Intro: 5 Cs of Survival
So you are planning on going on a hike, no? How about a canoe ride or a day simply exploring the woods. Any of these and many others can end with you lost and facing a night, or god knows how many surviving with only what you have with you. So what are the most basic things you can carry when planning a day trip, that is where the five Cs of survival come in.
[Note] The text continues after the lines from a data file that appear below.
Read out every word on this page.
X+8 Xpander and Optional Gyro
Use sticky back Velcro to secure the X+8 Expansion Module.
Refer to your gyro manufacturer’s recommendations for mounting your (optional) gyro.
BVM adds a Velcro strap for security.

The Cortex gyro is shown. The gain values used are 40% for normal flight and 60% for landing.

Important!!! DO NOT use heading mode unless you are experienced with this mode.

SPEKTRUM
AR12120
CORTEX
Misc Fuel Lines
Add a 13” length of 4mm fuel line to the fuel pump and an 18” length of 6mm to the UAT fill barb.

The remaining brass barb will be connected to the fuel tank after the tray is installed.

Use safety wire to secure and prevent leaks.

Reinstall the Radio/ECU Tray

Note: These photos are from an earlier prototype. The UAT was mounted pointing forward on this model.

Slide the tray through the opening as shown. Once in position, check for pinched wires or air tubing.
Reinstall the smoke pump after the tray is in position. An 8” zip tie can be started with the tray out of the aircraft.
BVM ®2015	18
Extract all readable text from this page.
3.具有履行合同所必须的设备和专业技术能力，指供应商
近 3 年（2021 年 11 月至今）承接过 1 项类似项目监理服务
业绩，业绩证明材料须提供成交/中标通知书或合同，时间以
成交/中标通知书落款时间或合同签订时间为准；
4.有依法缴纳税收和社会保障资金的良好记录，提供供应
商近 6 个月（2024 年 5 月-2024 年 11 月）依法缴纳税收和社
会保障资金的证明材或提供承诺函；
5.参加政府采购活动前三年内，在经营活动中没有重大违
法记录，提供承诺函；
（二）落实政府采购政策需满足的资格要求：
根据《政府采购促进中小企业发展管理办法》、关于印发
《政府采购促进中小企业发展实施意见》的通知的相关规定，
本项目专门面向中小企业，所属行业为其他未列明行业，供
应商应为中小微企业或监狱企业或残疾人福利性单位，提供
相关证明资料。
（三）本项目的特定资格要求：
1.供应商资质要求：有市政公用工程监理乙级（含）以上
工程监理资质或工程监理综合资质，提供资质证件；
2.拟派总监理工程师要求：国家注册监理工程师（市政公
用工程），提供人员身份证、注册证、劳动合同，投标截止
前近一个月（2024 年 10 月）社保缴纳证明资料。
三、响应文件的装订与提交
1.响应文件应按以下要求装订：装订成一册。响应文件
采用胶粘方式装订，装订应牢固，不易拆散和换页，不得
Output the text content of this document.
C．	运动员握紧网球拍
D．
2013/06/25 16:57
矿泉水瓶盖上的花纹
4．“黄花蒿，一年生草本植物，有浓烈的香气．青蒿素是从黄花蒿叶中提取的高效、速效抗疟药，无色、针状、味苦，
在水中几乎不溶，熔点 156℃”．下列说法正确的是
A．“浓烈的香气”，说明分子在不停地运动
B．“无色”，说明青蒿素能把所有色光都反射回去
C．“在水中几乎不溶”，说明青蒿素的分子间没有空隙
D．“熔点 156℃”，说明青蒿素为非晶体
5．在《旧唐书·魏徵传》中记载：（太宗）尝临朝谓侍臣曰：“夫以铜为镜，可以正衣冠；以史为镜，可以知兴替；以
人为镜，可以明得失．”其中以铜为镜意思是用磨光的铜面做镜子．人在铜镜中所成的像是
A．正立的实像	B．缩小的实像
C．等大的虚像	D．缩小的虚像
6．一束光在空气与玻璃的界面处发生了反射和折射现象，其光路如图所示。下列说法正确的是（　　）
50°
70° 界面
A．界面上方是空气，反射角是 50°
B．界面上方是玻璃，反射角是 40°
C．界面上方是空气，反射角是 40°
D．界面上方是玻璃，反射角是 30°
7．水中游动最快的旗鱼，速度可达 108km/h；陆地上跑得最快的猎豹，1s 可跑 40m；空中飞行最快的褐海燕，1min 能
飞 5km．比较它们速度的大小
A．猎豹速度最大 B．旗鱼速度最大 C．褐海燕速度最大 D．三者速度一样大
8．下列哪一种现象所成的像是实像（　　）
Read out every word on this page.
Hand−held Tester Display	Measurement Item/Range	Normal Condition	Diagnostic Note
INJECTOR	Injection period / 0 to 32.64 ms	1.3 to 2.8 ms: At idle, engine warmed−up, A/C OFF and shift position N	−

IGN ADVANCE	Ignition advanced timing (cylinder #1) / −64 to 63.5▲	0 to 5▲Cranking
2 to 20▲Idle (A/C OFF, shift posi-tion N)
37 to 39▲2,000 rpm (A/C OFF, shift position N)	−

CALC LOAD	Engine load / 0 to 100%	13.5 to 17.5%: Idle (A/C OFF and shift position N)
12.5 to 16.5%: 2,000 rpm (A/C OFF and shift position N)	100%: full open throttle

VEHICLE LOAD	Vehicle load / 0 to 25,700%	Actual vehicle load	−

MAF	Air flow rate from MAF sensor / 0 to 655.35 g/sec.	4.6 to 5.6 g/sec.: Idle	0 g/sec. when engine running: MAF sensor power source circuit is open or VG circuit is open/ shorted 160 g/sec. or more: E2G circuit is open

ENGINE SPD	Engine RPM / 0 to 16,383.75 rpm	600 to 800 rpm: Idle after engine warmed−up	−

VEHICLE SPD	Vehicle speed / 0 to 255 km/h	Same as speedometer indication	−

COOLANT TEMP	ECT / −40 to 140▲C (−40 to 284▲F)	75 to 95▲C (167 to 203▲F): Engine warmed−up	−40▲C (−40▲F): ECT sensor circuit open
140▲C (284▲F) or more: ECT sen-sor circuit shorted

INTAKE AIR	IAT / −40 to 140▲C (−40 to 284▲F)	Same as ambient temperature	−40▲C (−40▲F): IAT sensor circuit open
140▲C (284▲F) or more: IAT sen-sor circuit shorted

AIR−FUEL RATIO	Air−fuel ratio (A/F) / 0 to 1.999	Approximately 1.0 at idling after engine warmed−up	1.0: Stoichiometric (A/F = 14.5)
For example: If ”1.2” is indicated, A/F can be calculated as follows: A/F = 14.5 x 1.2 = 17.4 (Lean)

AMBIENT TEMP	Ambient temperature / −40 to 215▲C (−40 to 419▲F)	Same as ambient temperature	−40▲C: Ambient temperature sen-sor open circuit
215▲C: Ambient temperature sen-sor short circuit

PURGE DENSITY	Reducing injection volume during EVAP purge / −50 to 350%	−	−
Step 1: What Are the Five Cs
The five Cs are five of the most important items to have when going into the bush. The five Cs are:
Step 2: Cutting
The first of the five Cs is cutting. For a simple afternoon hike you would want to consider a folding knife with a blade of at least three inches long that locks back. Consider how well the handle fits your hand, how quickly and easily it can be opened (preferably one handed) also consider the quality of the steel and the ease of sharpening. Always look at reviews online before buying online or buy in a store where you can try the knife out. For more extended trips consider a fixed bade knife with a blade of at least four to five inches long and still think about how well it fits your hand and how easily it can be sharpened. A fixed blade knife will require a sheath, in my opinion leather sheaths are the best but there are some good synthetic sheaths out there too. Look for a sheath that is fairly rigid and has a strap that snaps over the handle of the knife that locks the knife into the sheath. A good sheath will have a wide belt loop, and have a strap that is not made of velcro. Velcro gets pine needles and fine grass and plant fibers in it and will no longer work. On more thing is too look for is a knife that has a full tang, this means that the steel of the blade goes all the way back to the end of the handle. A full tang knife is very difficult to break and if the handles fail you can wrap it in rope and make it quite serviceable.
Step 3: Combustion
A combustion device is very important in survival, without it you have no fire. Fire is very important, it allows you to boil water, get warm and not to mention it is a huge morale booster. The best thing to carry is ferrocerium rod, better known as a ferro rod or fire steel, these are basically a rod made of ferrocerium that produces a spark around 3000 degrees. They take a bit of practice to use and require some pretty good tinder but they last along time and are a very good means of producing fire. I recommend you carry a ferro rod and some dryer lint packed in ziplock bag and practice until you are good at building a fire with it. My favorite brand of ferro rods are the light my fire brand these are excellent and not that expensive.
Step 4: Cordage
Cordage is very useful to have in any situation, if you badly injure a leg you can make a splint, what if you cut an artery and need a tourniquet in a hurry, you will need to suspend any food in the air away from predators and the list goes on and on. So what is the best survival cordage? Paracord is probably most peoples answer paracord is a rope made up of 8 inner strands inside a nylon sheath, you can use the tiny inner strands or use the whole rope. True mil spec 550 Parachute cord can handle 550 pounds hence the name 550 cord, paracord can be woven into bracelets gun slings and just about anything. I recommend you try to find real mil-spec paracord and carry at least a hundred feet.
Step 5: Container
A simple container is often overlook as a vital piece of survival equipment but if you think about they are very important. You will need to store and sterilize water, How are you going to do that without a container? You might stumble upon some berries, What are you going to put them in without a container? I recommend a 100% Stainless steel water bottle. Look for one that holds about one liter and has as wide of an opening as you can get. A good wide base and straight sides is helpful to have too. With this bottle you can now boil water, store water and hold things like berries and other wild edibles.
Step 6: Cover
Cover is the last thing on the list of five Cs, cover includes your clothes but can also refer to a tarp or an emergency blanket. Basically in cold climates you want to keep in the warmth and keep out the cold and in warm environments you want to block the sun and stay as cool as possible. In cold climates dress in three layers and remove them as necessary so you don't get to warm. The base layer is things like long johns and and undershirt, the second layer is the insulating layer in this layer you want to use as much wool as possible and avoid cotton and the final layer is your water proof and windproof layer so wear warm boots, a pair of pants that can break the wind and block water, wear a warm windbreaker jacket and a warm stocking cap. If there is a windchill or it is simply cold enough to freeze exposed skin make sure you keep your face covered as much as possible. In warm climates you will want to wear light clothes both meaning not too heavy of a fabric and not darkly colored. If you are bringing a pack anyway I highly recommend you carry a survival blanket, they are super lightweight and take up hardly any space.
Step 7: Pack Em Up and Always Be Prepared
Carry your items in a pack that works for you or carry them on your belt, and always try to remember them when you are going for a day in the woods. Thanks for reading!!